Les mois de décembre et janvier on était obligé de m’asseoir et de me lever
quand j’avais besoin. L’hiver a été dur pour moi, je vous assure. Voilà six
mois que je suis sur un galetas de paille, pas capable de marcher ni seulement
pouvoir supporter mon genou sur mes pieds. À l’heure qu’il est je crois bien
que je ne descendrai pas à l’Islet. J’irai à l’hôpital en arrivant à Québec,
car jamais je ne pourrai retourner à la mer, et je ne serai pas capable de
travailler de sitôt. Je ne suis point parti avec le paquebot car il faut que j’attende
la Canadienne pour que le Gouvernement paye mes dépenses cet hiver et m’envoie
à l’hôpital m’achever de guérir. Il n’a pas été sauvé un morceau de butin ni un
homme sur dix qui sont noyés de manière que j’ai seulement le butin que je me
suis sauvé avec. Je pensais bien que la Canadienne serait ici à présent, les
journées sont longues presque toujours seul assis sur mon lit dans une chambre,
quand je vois quelques-uns, c’est des étrangers. Il faut que la Providence
vienne à moi sans cela je ne sais pas ce que je vais devenir. Je ne dis plus
rien sur ce papier car il est impossible d’écrire sur le papier ça serait trop
long. Ecrivez-moi à Québec. Adressez comme ceci : Messirs Julien & Frères,
rue St-Paul, Basse-Ville, Québec, pour remettre à Auguste Le Bourdais. Ça fait
qu’à mon arrivée je saurai de vos nouvelles et dites-moi de quelle situation
vous êtes, j’espère monter dans ce mois-ci, le printemps a été terriblement dur
ici il y a encore de la glace à l’entour des Îles. Compliments à ceux qui s’informent
de moi, parents et amis. Au plaisir de se revoir encore.
Votre tout dévoué fils,
Auguste
Je m’ennuie beaucoup, parler l’anglais
ça m’étrangle, et le dedans qui a été tant malmené cet hiver ça m’échauffe. Je
bois de l’eau, ça vient à se passer quand je dors il y a que dans ce temps-là
que je m’ennuie pas. Je pensais toujours être bien pour pouvoir marcher, mais c’est
autrement.

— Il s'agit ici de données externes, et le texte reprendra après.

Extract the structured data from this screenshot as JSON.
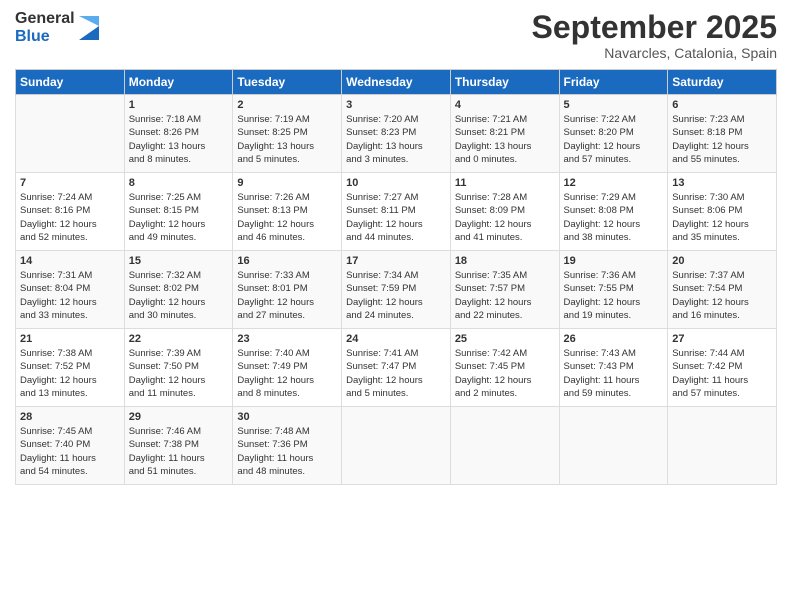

J’attends la Canadienne d’un jour à l’autre. J’ai su par le commis
de la malle qu’il avait parlé à Louis Fortin de Pictou et qu’il vous avait
télégraphié de suite. Si j’avais cru être aussi longtemps ici je vous aurais
dit de m’écrire. La fin de mon papier. J’ai su qu’il y avait six naufrages sur
l’Anticoste et que la Canadienne y était allée au lieu de venir aux Îles de la
Madeleine.
Auguste (3) »
(1) La ponctuation et le choix des mots n'ont pas été retouchés
(2) Frazi ou frasil : ce mot des Îles vient peut-être de l’anglais freeze. Il rappelle également le mot picard friselis. Il désigne un état entre l’eau et glace lors des premiers gels, sous forme de fine pellicule ou de morceaux épars (référence Chantal Naud, Dictionnaire des régionalismes des îles de la Madeleine, Québec Amérique, 2011, p.134)
(3) Guy Le Bourdais, Histoires oubliées de Guy à Gaudiose à Auguste à...Nous restituent le charme troublant d'époques disparues. Québec, Éditions AGMV Marquis, 2004, p. 116-117.